On Sunday morning, while catching up on the storm of criticism swirling around the University of Alabama in the wake of a disturbing report on the systemic discrimination within the school’s Greek sororities, a more urgent and devastating reminder of that state’s troubled history came across my Twitter feed. Fifty years ago yesterday, on Sept. 15, 1963, a bombing carried out by domestic terrorists at Birmingham’s 16th Street Baptist Church claimed the lives of four Sunday schoolers, all of them girls. (In addition to the violent of deaths of the four — Addie Mae Collins, Cynthia Wesley, Carole Robertson and Denise McNair — close to two dozen other people were injured, including Collins’ younger sister.)
The crime, committed by a group of white supremacists enraged by plans to integrate Alabama schools and other public spaces, is one of those shameful, seminal moments in American history that remains unknown to many despite the public outcries and political progressions that accompanied it. (Lyndon B. Johnson signed the Civil Rights Act of 1964 into law the following year; in 1997, filmmaker Spike Lee introduced the tragic story to a new generation of Americans with the release of his award-winning HBO documentary 4 Little Girls. Had they survived, Collins, Wesley, Robertson and McNair would now be in their early to mid-60s.)
(MORE: Fifty Years After Bombing, Birmingham Is Resurrected)
It is difficult — perhaps even ill-advised — to draw a connection between the purposeful yet casual racism that sees highly credentialed African-American applicants denied admission to a sorority and the sort of festering hatred that compels a group of Klan members to deposit sticks of dynamite near the basement sanctuary of a house of worship where children were preparing for a Sunday-school sermon titled “The love that forgives.”

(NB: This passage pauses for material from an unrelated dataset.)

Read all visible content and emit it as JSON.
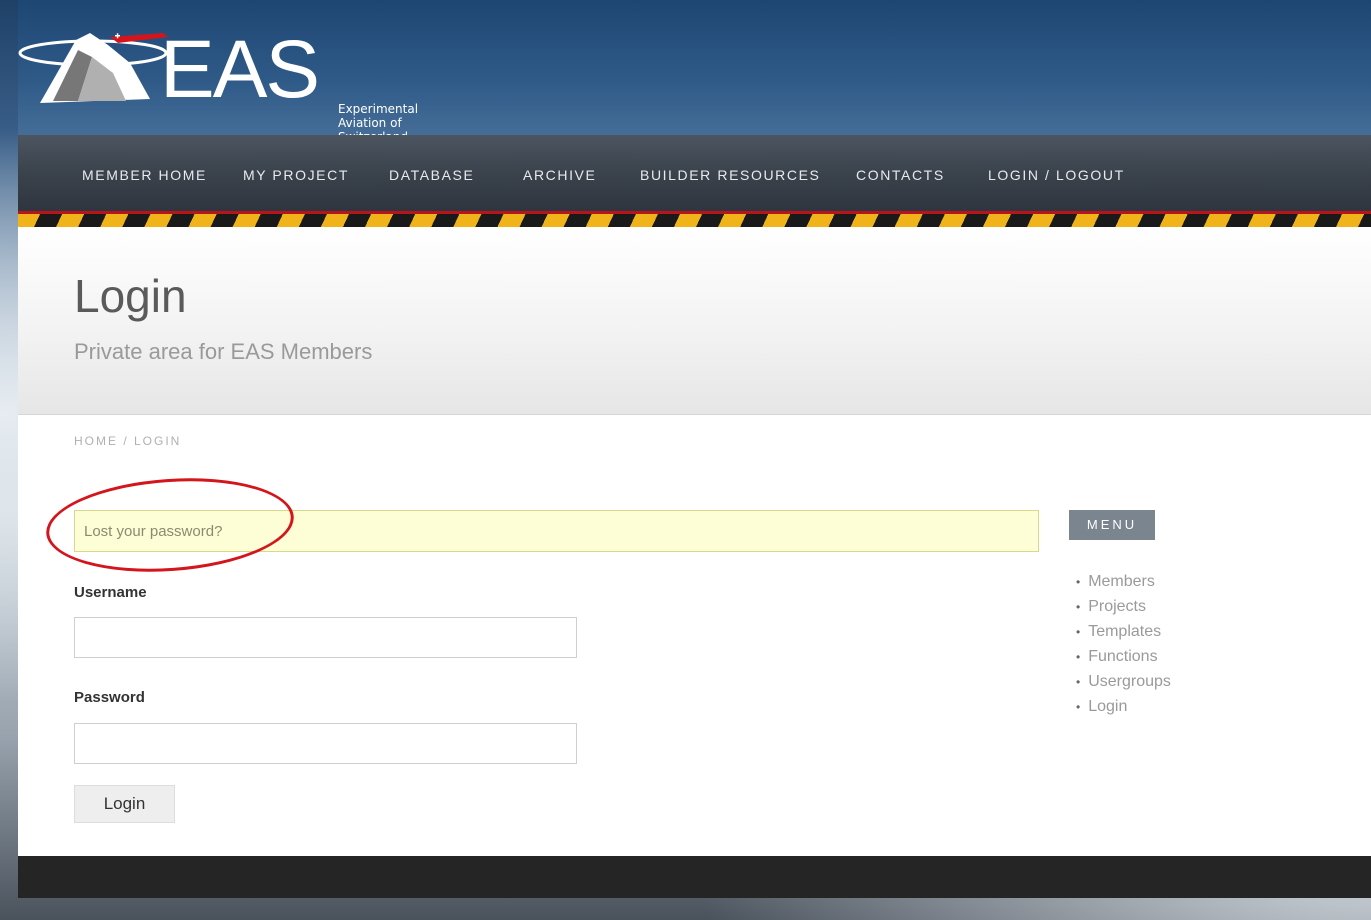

But I have a hard time rejecting the association, because it occurs to me that many of alumni behind the UA sororities’ rejection of black pledges came of age when racism was not only violent and out in the open but also publicly encouraged. “The entire house wanted [a standout African-American recruit] to be in Alpha Gam,” a sorority member, Melanie Gotz, told UA’s the Crimson White newspaper in a story titled “The final barrier.” “We were just powerless over the alums.” (Members of three other UA sororities, including Delta Delta Delta, Chi Omega and Pi Beta Phi echoed Gotz’s allegations of mistreatment of black pledges by influential and bigoted alumnae.)
(PHOTOS: The Bombing of the 16th Street Baptist Church)
This, you see, is how the thread of history works, how centuries of state-sponsored white supremacy are reflected and replicated decades down the line, and how our nation’s daughters and sons continue to pay — and exact — a price. It may be, as Gotz pointed out, the 21st century, but that we have among us members of a generation who would still deny agency, legitimacy and full humanity to their fellow citizens should not be cause for surprise. To be sure, the rejection of deserving applicants to Alabama sororities does not have the same immoral stink or obscenity of violence as the maiming and murder of churchgoing schoolchildren, but it’s hard not to notice that both send a similar, depressingly familiar message: You do not belong here.
The only consolation to be found in this latest example of Alabama’s ugly legacy is that many of these sororities’ active members seem disgusted by such institutional intolerance, proving yet again that sometimes its kids, not their elders, who behave like the real adults in any given room. (One young woman, a philanthropy chair for Chi Omega, was so repulsed by the discriminatory recruitment process that she resigned from the sorority.) “How much longer is it going to take till we have a black girl in a sorority?” said Gotz, whose house embraces the motto “Live with purpose.” “It’s been years, and it hasn’t happened.”